I have, of course, no hope that my reasonable counsel will prevail in the face of rooted prejudice, vested interests and the steady refusal of mankind to contemplate radical changes in their mode of living. I have just read that, last week, three barrage balloons broke loose, fouled the overhead power cables and plunged half a county into darkness. Need I point out that, in the Utopia I contemplate, there would have been no necessity for the balloons and no overhead cables for them to foul? Would any body of people except English business men ever put high-tension cables in the air, to be a menace to birds, cattle, aeroplanes and human beings and perpetually vulnerable to atmospherical conditions and trifling accidents? The excuse given is that it will prove still more costly to bury a defunct civilisation, and that a live rabbit is better than a dead donkey.
I send you my little idea; you might make a novel out of it. It is proof, at any rather, that a rationally-minded person is never too old to contemplate revolution.
Meilleures amitiés. Embrasse les enfants de ma part.
Bien à toi -
PAUL AUSTIN DELAGARDIE
9. Honoria Lucasta, Dowager Duchess of Denver, to Lady Peter Wimsey (Harriet Vane) at Talboys.
THE DOWER HOUSE,
BREDON HALL,
DUKE'S DENVER, NORFOLK.
December 15th, 1939.
Dearest Harriet,
How tiresome for you that Polly should have caught this horrid 'flu germ! I can't think why the Almight should have wanted to make such a lot of the nasty little creatures - misplaced ingenuity I should call it in anybody else. Though I read in a book the other day that germs were probably quite well-behaved, originally, but had taken to bad habits and living on other people, like mistletoe. Interesting, if true, and all Adam and Eve's fault, no doubt. Anyway, I saw Mary in Town and told her not to worry and she sent love and said how sweet of yo
u to stay at home and look after her erring offspring.

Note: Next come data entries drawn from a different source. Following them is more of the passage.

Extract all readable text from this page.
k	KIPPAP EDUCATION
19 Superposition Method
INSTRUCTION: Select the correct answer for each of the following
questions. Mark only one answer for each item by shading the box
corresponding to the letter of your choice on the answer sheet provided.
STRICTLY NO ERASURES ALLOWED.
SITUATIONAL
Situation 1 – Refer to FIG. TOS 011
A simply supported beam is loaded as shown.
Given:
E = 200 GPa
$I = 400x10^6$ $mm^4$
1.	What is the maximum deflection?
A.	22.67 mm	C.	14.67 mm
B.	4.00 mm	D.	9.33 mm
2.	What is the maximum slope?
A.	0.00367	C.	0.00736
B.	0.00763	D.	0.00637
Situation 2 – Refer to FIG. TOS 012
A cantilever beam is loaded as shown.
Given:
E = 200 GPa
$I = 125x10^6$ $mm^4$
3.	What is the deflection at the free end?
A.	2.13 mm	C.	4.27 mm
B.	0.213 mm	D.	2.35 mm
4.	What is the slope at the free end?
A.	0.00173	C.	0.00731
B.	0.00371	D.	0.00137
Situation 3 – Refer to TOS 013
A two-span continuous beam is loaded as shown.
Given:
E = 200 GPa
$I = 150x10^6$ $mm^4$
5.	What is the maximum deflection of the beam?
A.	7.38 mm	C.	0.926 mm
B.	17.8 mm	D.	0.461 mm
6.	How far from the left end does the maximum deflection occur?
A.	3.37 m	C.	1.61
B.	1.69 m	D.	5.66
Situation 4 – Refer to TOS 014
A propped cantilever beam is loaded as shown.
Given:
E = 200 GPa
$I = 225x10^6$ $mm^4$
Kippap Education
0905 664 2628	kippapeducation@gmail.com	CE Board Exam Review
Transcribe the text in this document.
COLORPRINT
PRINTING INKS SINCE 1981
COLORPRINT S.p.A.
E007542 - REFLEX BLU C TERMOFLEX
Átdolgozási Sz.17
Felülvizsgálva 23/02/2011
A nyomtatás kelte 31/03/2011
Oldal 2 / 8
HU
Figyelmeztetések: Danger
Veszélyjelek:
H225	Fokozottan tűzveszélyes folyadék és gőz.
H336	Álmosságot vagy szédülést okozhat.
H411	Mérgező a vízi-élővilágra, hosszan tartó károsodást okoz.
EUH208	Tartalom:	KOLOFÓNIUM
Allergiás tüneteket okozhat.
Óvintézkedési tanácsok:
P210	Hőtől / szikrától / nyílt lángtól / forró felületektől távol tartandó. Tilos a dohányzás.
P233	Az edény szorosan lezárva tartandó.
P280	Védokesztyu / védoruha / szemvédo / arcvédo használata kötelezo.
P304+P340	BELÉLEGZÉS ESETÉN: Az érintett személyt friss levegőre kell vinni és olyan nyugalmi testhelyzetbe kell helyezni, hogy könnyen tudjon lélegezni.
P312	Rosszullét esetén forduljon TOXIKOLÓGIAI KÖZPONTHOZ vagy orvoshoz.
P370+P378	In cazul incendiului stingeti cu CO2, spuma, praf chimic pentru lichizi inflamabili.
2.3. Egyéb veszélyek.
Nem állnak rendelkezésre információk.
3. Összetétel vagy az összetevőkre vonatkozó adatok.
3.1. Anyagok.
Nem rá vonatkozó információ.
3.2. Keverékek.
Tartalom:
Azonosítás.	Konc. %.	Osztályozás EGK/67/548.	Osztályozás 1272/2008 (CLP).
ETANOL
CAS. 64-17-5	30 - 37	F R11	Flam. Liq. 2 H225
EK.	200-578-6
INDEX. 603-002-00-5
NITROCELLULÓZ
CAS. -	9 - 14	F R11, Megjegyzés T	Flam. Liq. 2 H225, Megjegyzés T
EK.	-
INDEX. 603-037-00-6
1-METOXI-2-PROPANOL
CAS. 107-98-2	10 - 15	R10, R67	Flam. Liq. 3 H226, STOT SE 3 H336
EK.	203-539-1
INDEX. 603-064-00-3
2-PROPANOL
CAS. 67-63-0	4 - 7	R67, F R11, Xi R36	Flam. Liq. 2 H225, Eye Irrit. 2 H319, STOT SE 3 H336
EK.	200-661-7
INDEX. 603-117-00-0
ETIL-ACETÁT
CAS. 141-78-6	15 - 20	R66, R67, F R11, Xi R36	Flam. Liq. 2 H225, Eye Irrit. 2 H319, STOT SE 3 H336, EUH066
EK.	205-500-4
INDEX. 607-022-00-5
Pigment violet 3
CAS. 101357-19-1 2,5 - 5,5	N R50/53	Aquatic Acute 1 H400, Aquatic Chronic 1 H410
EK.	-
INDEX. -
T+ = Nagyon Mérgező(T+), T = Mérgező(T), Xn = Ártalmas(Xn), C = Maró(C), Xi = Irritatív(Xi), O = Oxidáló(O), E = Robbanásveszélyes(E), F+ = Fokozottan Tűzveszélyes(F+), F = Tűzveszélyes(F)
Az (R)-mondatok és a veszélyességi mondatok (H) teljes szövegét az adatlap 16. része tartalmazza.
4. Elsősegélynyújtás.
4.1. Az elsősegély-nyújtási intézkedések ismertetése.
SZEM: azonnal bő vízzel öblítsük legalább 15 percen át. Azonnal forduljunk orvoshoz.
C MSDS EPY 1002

I hope you have received all the parcels. I couldn't get a gas-mask case to match the dress-pattern exactly, but the one I sent tones in pretty well, I think. The shoes have had to be specially dyed, I'm afraid - it seems to be rather a difficult colour. I hope the Christmas cards will do. I had a terrible time with the sacred ones - there seems to be nothing this year between quaint missals and modern ones with the Virgin and angels either very thin and willowy and ten feet tall, or else very chubby and smirking, such an unrobust idea of the whole affair, don't you think? The attendant in the last shop - I tried five - was deeply apologetic. She said it wasn't their fault - the public insisted on sentiment, and the clergy were much the worst - personal taste, I wonder, or pandering to what they think their flocks prefer? Such as mistake, too, to imagine that children approve of Baby Cherubs and little darling boys and girls swarming over everything. At least, I know my children always wanted stories and pictures about proper-sized people, whether it was knights or cavaliers or pirates or St. Michael all in scarlet with a big sword, and just the same with their dolls and things - I suppose it gave them a grown-up feeling and counteracted their inferiority complexes and things.